Moving back and forth between law and love in a life and death dance between God’s given grace and our taken necessities can be tough, and there are often not easy answers in the middle, but it can also means your questing and your questions and the quality of your answers are fresh in the air and light of the present day. It’ll keep you busy, and that’s no bad thing!
So two more things for rest and recreation; first, a crucifix. For the Lord of life died on that tree, and while I still don’t have all the answers as to why, I am convinced that this is the truest picture of how and where God’s love does not stop, but instead comes closest to the failure and ultimate loss of life for everyone. One big cross with Jesus right there, but maybe a place for others too; temporary pictures nearby as they come to mind: pictures of casualties of fire, flood, war and famine, of HIV and old age, of sagging heart and sad souls, bad drugs and gang wars, victims of powers and principalities, economics, lust, desire and greed. Pictures of the places where everybody gets lost! Right next to the crucifix.

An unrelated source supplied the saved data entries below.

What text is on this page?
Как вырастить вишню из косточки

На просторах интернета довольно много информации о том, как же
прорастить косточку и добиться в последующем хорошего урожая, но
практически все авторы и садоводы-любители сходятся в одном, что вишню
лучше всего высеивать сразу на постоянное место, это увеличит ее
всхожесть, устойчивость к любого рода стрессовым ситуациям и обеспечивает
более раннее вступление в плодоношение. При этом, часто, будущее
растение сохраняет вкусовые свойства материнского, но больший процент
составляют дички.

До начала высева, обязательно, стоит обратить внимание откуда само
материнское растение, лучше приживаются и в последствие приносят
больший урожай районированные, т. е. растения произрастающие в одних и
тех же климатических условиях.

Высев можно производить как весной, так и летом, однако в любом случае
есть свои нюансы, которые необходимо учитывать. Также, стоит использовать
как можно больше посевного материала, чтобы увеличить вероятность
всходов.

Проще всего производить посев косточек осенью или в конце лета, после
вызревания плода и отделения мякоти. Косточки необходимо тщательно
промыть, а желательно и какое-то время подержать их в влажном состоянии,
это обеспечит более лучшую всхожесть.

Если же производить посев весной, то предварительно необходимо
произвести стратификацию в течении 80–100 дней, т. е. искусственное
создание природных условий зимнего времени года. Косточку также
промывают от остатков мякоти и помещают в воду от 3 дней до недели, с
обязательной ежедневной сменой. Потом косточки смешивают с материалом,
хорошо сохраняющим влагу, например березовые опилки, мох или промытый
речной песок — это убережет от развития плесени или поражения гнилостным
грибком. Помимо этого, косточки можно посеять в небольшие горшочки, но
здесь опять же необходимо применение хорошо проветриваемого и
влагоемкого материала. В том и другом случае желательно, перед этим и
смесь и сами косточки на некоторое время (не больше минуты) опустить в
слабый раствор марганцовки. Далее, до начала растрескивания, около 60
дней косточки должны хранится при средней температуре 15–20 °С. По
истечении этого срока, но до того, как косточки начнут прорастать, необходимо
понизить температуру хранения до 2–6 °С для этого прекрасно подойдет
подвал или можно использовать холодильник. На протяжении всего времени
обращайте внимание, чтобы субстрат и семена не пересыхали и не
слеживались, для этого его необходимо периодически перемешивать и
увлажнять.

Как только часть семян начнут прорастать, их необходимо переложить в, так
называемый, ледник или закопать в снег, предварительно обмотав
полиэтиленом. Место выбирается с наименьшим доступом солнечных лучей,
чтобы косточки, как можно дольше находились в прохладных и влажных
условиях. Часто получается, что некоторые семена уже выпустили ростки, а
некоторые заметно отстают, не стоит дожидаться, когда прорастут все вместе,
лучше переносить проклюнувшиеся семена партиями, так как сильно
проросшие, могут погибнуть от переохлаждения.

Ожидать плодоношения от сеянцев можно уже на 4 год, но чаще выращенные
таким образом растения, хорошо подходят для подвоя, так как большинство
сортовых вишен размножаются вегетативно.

For Jesus is there as a sign that God’s love, grace, wisdom is right there too, Christ crucified, a stumbling block to Jews and foolishness to Gentiles, but to those who are the called, both Jews and Greeks, Christ the power of God and the wisdom of God. For God's foolishness is wiser than human wisdom, and God's weakness is stronger than human strength. That’s where Paul is right! Because the last place you’d want to look is where the greatest hope can be found.

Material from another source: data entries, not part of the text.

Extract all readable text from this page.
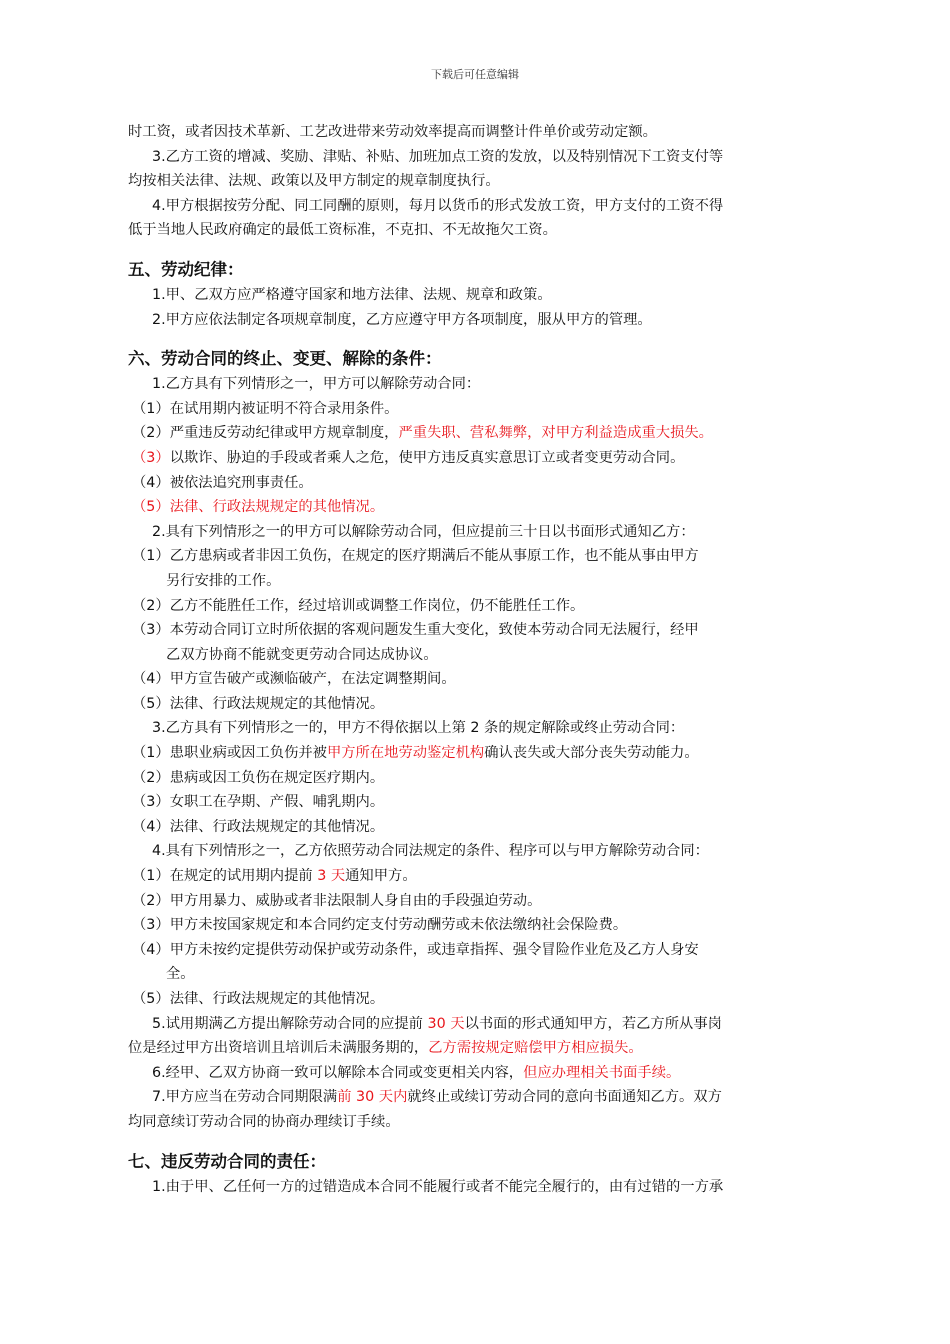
下载后可任意编辑

时工资，或者因技术革新、工艺改进带来劳动效率提高而调整计件单价或劳动定额。

3.乙方工资的增减、奖励、津贴、补贴、加班加点工资的发放，以及特别情况下工资支付等

均按相关法律、法规、政策以及甲方制定的规章制度执行。

4.甲方根据按劳分配、同工同酬的原则，每月以货币的形式发放工资，甲方支付的工资不得

低于当地人民政府确定的最低工资标准，不克扣、不无故拖欠工资。

五、劳动纪律：

1.甲、乙双方应严格遵守国家和地方法律、法规、规章和政策。

2.甲方应依法制定各项规章制度，乙方应遵守甲方各项制度，服从甲方的管理。

六、劳动合同的终止、变更、解除的条件：

1.乙方具有下列情形之一，甲方可以解除劳动合同：

（1）在试用期内被证明不符合录用条件。

（2）严重违反劳动纪律或甲方规章制度，严重失职、营私舞弊，对甲方利益造成重大损失。

（3）以欺诈、胁迫的手段或者乘人之危，使甲方违反真实意思订立或者变更劳动合同。

（4）被依法追究刑事责任。

（5）法律、行政法规规定的其他情况。

2.具有下列情形之一的甲方可以解除劳动合同，但应提前三十日以书面形式通知乙方：

（1）乙方患病或者非因工负伤，在规定的医疗期满后不能从事原工作，也不能从事由甲方

另行安排的工作。

（2）乙方不能胜任工作，经过培训或调整工作岗位，仍不能胜任工作。

（3）本劳动合同订立时所依据的客观问题发生重大变化，致使本劳动合同无法履行，经甲

乙双方协商不能就变更劳动合同达成协议。

（4）甲方宣告破产或濒临破产，在法定调整期间。

（5）法律、行政法规规定的其他情况。

3.乙方具有下列情形之一的，甲方不得依据以上第 2 条的规定解除或终止劳动合同：

（1）患职业病或因工负伤并被甲方所在地劳动鉴定机构确认丧失或大部分丧失劳动能力。

（2）患病或因工负伤在规定医疗期内。

（3）女职工在孕期、产假、哺乳期内。

（4）法律、行政法规规定的其他情况。

4.具有下列情形之一，乙方依照劳动合同法规定的条件、程序可以与甲方解除劳动合同：

（1）在规定的试用期内提前 3 天通知甲方。

（2）甲方用暴力、威胁或者非法限制人身自由的手段强迫劳动。

（3）甲方未按国家规定和本合同约定支付劳动酬劳或未依法缴纳社会保险费。

（4）甲方未按约定提供劳动保护或劳动条件，或违章指挥、强令冒险作业危及乙方人身安

全。

（5）法律、行政法规规定的其他情况。

5.试用期满乙方提出解除劳动合同的应提前 30 天以书面的形式通知甲方，若乙方所从事岗

位是经过甲方出资培训且培训后未满服务期的，乙方需按规定赔偿甲方相应损失。

6.经甲、乙双方协商一致可以解除本合同或变更相关内容，但应办理相关书面手续。

7.甲方应当在劳动合同期限满前 30 天内就终止或续订劳动合同的意向书面通知乙方。双方

均同意续订劳动合同的协商办理续订手续。

七、违反劳动合同的责任：

1.由于甲、乙任何一方的过错造成本合同不能履行或者不能完全履行的，由有过错的一方承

And last, across the way an empty cross as well, maybe even a gold one. Because the crucifixion is not the last word on the way. We walk the way of the saviour, the tenuous road between the light of the law and the gravity of grace so that we may be surprised by the empty cross, the hope of resurrection, to be ever surprised that the world is this large, surpassing all we could ever understand: because standing beyond the crucified end is an open promise that God’s love is beyond death, has defeated death, shown it to be lie, points to the ultimate truth of love, this Jesus, who stands there for life, life for us.
And perhaps that’s one of the reasons why he went to cast out the money changers out of the forecourt of the temple in the Gospel reading for today. It was known to be an unjust system, where merchants, often in collusion with temple priests, making unfair profits from pilgrims, with overcharging as the norm. But (and this might be a more subtle issue) it was also a way to turn these transactions of temple tax and sacrifice into a theology of “you get what you pay for” instead of “all is yours by Grace”, and that makes the temple too narrow for this wide drama of love and redemption and death and life and love.
So Christ has given us another temple and another table in the middle of a sacred place, as well in the middle of our lives, where he meets us in the wide field between law and love and life and death, where we can take our questions and quandaries, and meet him in a enduring and surprising answer of light and grace. The altar in the heart of the church is one of those tables, and there are others. And I think that is why we are here.
Teachers can do terrible things sometimes, even give unannounced quizzes, so I will leave you with this one. “If you were a place of worship, what would you look like?” Because, of course, you are.